The average person may not know the difference between “offshoring” and “outsourcing”, but one would think that it would be a condition of employment for someone who writes for the business section of the Washington Post. In an otherwise informative story on the decreasing attractiveness of China as an “outsourcing” location for US companies, we are witness to another example of a member of the traditional media seemingly uninformed of basic facts.
Outsourcing is simply the idea that a company chooses to have another company produce a good or service rather than produce that same good or service in-house. Outsourcing has been happening for a long time, and an example is when the Ford Motor Company decided that it would be better to use their productive capacity to produce engines, and outsource the task of making tires to a different company rather than make tires itself. This helped increase productivity by allowing Ford to concentrate on the making of engines, and have the other company (Goodyear, Bridgestone) focus on making better tires.

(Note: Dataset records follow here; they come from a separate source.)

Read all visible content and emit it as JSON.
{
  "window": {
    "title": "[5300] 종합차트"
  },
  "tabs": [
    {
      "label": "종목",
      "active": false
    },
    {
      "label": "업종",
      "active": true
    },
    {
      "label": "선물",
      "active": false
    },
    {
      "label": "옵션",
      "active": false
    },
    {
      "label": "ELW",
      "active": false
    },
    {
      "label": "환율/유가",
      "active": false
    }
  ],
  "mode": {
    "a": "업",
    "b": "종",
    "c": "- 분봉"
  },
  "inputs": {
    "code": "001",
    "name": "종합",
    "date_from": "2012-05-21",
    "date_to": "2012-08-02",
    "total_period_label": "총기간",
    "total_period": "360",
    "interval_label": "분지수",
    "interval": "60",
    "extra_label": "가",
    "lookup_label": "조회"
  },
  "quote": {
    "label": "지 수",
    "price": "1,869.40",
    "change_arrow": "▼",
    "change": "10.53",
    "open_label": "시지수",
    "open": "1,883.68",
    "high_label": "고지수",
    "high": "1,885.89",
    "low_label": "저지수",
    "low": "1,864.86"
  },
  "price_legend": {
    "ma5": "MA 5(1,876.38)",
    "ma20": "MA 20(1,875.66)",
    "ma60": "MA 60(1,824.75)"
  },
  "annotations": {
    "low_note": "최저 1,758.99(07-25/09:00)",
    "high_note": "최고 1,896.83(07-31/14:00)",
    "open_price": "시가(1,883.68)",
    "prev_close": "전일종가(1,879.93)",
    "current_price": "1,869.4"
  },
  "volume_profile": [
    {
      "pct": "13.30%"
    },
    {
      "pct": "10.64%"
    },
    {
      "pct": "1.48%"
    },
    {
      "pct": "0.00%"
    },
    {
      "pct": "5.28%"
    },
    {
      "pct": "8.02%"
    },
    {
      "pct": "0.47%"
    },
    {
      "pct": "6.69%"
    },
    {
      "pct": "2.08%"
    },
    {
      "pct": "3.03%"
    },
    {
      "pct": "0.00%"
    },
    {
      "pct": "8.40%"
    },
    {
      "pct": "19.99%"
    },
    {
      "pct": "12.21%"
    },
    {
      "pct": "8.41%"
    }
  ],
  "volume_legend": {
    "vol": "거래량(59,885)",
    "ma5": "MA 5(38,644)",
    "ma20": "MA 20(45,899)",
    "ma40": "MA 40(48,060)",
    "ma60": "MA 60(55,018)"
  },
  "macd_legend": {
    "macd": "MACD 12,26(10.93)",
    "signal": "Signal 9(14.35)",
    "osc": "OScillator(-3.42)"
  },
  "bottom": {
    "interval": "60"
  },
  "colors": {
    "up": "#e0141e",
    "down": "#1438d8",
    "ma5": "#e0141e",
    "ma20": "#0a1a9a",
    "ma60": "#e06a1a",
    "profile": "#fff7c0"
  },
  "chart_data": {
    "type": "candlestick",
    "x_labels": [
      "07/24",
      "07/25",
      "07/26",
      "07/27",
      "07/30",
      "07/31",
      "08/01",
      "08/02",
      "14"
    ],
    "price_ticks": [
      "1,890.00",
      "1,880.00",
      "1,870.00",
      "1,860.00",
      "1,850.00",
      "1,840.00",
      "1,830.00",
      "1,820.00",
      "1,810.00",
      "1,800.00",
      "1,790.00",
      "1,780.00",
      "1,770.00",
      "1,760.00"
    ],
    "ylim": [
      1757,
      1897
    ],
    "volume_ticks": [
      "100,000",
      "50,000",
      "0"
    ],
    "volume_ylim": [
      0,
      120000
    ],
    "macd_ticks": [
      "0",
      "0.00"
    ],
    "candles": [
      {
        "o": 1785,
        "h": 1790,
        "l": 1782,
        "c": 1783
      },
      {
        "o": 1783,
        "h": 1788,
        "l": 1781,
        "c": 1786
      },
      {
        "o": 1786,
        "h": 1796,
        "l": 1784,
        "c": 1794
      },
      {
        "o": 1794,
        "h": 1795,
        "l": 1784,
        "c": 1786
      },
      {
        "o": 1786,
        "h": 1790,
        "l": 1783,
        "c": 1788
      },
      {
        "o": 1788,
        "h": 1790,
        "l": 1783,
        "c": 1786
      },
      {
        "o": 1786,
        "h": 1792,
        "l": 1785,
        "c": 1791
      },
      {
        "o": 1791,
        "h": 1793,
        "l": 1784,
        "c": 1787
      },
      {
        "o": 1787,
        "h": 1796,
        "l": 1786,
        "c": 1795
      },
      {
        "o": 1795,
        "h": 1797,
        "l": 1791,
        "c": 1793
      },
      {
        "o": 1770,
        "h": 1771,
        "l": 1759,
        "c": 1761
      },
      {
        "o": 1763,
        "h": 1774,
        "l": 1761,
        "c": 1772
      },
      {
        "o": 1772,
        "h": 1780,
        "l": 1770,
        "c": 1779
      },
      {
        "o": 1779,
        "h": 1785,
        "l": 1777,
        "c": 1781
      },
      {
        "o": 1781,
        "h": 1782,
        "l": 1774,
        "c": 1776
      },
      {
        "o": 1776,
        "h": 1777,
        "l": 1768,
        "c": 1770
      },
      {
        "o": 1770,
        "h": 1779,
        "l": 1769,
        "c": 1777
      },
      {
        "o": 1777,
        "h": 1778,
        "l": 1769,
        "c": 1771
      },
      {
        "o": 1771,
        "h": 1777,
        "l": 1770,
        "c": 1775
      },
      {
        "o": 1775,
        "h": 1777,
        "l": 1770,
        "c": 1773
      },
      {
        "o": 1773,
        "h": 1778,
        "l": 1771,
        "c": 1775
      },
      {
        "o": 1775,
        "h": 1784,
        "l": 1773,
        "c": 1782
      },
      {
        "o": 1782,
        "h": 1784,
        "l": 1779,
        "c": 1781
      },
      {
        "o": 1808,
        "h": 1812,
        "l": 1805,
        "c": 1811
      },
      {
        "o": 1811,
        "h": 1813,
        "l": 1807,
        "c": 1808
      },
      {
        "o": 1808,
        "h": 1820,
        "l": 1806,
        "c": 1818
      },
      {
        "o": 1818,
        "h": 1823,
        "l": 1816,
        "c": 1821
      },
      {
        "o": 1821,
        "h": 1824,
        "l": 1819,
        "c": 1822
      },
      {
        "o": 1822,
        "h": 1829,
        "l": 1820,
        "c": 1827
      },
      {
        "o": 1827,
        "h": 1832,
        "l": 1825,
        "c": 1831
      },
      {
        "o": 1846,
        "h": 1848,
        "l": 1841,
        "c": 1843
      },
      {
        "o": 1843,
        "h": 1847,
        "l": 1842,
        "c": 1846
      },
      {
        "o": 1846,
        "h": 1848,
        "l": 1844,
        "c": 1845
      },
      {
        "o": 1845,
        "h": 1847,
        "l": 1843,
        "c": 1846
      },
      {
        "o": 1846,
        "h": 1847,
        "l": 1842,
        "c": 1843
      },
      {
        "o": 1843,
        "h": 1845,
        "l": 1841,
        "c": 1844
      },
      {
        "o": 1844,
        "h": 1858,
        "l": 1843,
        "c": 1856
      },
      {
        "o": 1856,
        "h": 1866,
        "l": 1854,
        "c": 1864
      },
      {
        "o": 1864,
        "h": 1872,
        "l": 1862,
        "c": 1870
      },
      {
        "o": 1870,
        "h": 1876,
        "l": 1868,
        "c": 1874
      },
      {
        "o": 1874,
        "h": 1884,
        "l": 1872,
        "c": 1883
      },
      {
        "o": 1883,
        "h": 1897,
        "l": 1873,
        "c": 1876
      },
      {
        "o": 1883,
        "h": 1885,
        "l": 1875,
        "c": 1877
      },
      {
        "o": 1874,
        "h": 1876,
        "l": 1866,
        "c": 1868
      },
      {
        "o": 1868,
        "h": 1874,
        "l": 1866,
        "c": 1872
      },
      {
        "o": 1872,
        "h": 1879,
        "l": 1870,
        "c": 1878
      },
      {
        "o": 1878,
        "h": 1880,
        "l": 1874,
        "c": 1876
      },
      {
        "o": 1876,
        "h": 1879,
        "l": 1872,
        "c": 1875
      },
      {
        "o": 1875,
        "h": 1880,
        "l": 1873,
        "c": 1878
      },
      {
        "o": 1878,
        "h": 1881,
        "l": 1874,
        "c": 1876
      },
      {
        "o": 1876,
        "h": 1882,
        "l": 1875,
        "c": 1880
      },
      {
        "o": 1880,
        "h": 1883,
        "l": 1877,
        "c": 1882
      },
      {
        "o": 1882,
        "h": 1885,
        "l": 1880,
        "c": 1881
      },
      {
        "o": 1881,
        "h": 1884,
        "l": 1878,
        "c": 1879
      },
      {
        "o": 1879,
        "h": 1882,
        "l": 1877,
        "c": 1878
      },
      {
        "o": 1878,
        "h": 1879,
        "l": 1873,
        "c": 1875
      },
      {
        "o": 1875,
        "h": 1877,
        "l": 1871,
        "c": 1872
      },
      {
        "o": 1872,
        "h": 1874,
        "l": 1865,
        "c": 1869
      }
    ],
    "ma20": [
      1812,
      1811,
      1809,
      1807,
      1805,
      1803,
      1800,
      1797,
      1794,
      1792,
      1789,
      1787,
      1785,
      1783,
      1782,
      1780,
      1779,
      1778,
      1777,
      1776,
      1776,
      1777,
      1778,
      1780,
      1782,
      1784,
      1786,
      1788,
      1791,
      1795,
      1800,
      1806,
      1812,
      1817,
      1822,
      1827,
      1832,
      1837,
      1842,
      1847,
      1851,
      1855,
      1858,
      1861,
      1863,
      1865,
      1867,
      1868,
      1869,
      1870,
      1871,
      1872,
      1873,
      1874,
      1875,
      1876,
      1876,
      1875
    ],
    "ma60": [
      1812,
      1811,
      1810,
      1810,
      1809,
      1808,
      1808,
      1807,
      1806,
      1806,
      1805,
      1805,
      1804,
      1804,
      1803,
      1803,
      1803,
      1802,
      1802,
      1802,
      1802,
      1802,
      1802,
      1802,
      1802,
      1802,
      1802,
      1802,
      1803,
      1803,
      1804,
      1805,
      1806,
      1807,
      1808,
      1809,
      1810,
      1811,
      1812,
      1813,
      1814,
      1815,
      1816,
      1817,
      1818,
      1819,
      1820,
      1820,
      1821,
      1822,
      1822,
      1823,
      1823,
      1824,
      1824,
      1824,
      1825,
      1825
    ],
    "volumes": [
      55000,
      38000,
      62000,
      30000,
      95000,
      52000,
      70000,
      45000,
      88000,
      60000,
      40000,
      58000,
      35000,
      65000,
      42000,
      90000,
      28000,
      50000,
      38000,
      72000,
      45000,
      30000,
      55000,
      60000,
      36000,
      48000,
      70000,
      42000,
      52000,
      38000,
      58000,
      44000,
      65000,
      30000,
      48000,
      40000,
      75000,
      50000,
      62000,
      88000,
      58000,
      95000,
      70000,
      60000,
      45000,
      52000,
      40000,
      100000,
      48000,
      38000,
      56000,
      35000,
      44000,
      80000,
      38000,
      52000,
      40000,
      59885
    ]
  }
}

Offshoring simply means sending work beyond one’s national boundaries. Notice that not all offshoring is also outsourcing. In fact, I have previously read (but I can’t find the source) that most offshoring is, in fact, not also outsourcing. How can this be? Well, what happens when General Motors decides to close down a car factory in Flint and make begin producing vehicles in Windsor, Ontario instead? That production (and the jobs accopanying it) has been offshored (moved to a different country–Canada) but it hasn’t been outsourced, since GM is still producing the vehicles. Here’s a little chart that will help you understand the difference.

As for the article itself, it demonstrates that rising fuel costs have increased the cost of shipping to such an extent that the potential savings for a US company of producing in China are completely eliminated. One such company has repatriated production to the US from China (I suppose that’s called “onshoring”?) We read:
SHANGHAI — Harry Kazazian built his business on sleeping bags that are made in China and shipped across the ocean to the United States, but he realized recently that the math doesn’t work anymore.
With fuel prices at record highs, the cost of sending a standard 40-foot container of goods has gone from $3,000 in 2000 to about $8,000 today, squeezing profit.
So this summer Kazazian, chief executive of Exxel Outdoors, a Los Angeles-based maker of recreational equipment, did something radical: He moved the manufacturing back to Haleyville, Ala.
Soaring energy costs, the falling dollar and inflation are cutting into what U.S. manufacturers call the “China price”– the 40 to 50 percent cost advantage once offered by Chinese producers.
The export model that has powered China and other Asian countries for three decades will be compromised if fuel prices continue to rise, said Stephen Jen, a managing director for Morgan Stanley.
“Globalization has gone a little bit too far. It has overshot,” Jen said. “We’re not saying Asia is going to crumble, but we are saying Asia enjoyed extraordinary conditions in the past. Now the conditions are changing very quickly because of the energy shock, and Asia is coming under pressure.”
The ripple effects have been far-reaching. The trade imbalance between the United States and China — a source of political tension for years — is beginning to right itself as Chinese exports fall and U.S. exports rise. Global trade routes are being transformed, suggesting a possible return to a less integrated world economy.